Trimmomatic was used to obtain clean reads. Raw data were filtered by removing adapter containing reads, reads with N (unknown base) percentage more than 10%, and low quality reads. Then clean reads were mapped to the reference genome data of tartary buckwheat (SRA accession number: PRJNA395279), using TopHat2. All of the gene sequences analyzed in this manuscript were presented in Table S7. These include 108 stage specifically expressed genes, 633 hormone related genes, 10 SSP encoding genes, 20 flavonoid biosynthesis involving genes, and 23 starch biosynthesis involving genes. The expressed genes were normalized and quantified as FPKM value, using RSEM57. The cluster of samples was analyzed using Euclidean distance by ward method in R language. All of the detected genes were annotated based on NR database, GO database, and KEGG database, with the e value of 1e-5.

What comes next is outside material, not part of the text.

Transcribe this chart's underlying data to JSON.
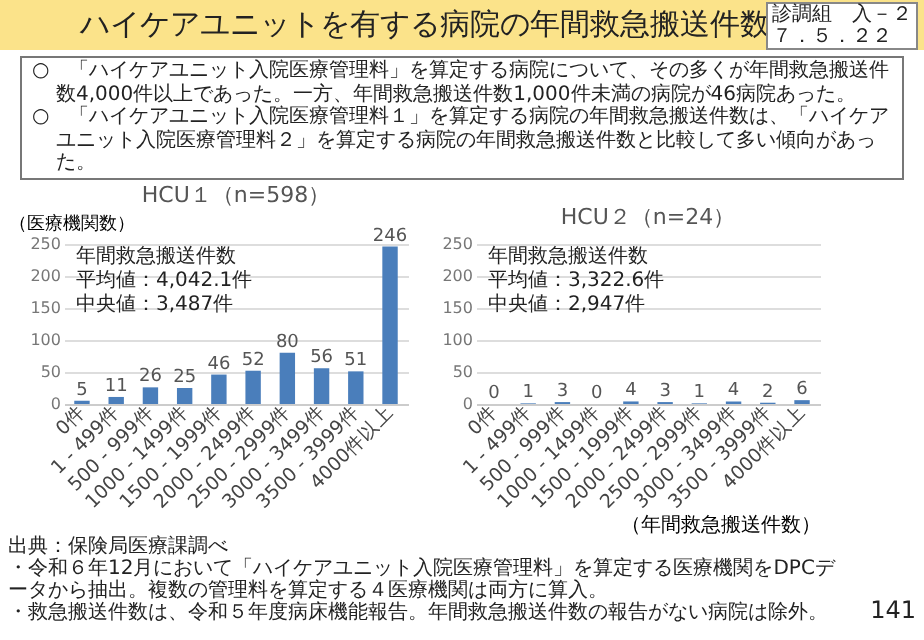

DEGs were identified using two packages: 1) NOISeq package, with the threshold of absolute value of log2Ratio ≥ 1 and Probability ≥ 0.858; 2) edgeR package, for an additional analysis to confirm the DEGs obtained by NOISeq. Hierarchical clustering of DEGs was performed using the Pearson correlation method associated with average linkage clustering by MeV. GO enrichment was performed using agriGO. KOBAS 2.0 was then used to identify the significantly enriched metabolic pathways. And a local blastp was performed with the AHD2.0 to identify plant hormone related genes. The threshold for blast was set as 1e-5.

qRT-PCR analysis

qRT-PCR analysis was performed to verify transcriptome results. RNA samples used for qRT-PCR were identical to those used for the RNA-Seq. 34 DEGs were selected, and gene-specific primers were designed using Primer Premier 6.0 (Table S8). Actin was used as the inner reference gene. qRT-PCR was carried out using SYBR® Premix Ex Taq II (Tli RNaseH Plus) (RR820b, TAKARA, DaLian, China) on an ABI ViiA 7 real-time PCR system (Applied Biosystems, USA) with three technical replicates. Amplification reactions were initiated with a denaturing step (95 °C for 10 min), followed by 40 cycles of denaturing (95 °C for 10 s), annealing (60 °C for 30 s) and extension (72 °C for 40 s). Data were analyzed by 2−(∆∆Ct) method to obtain relative mRNA expression data.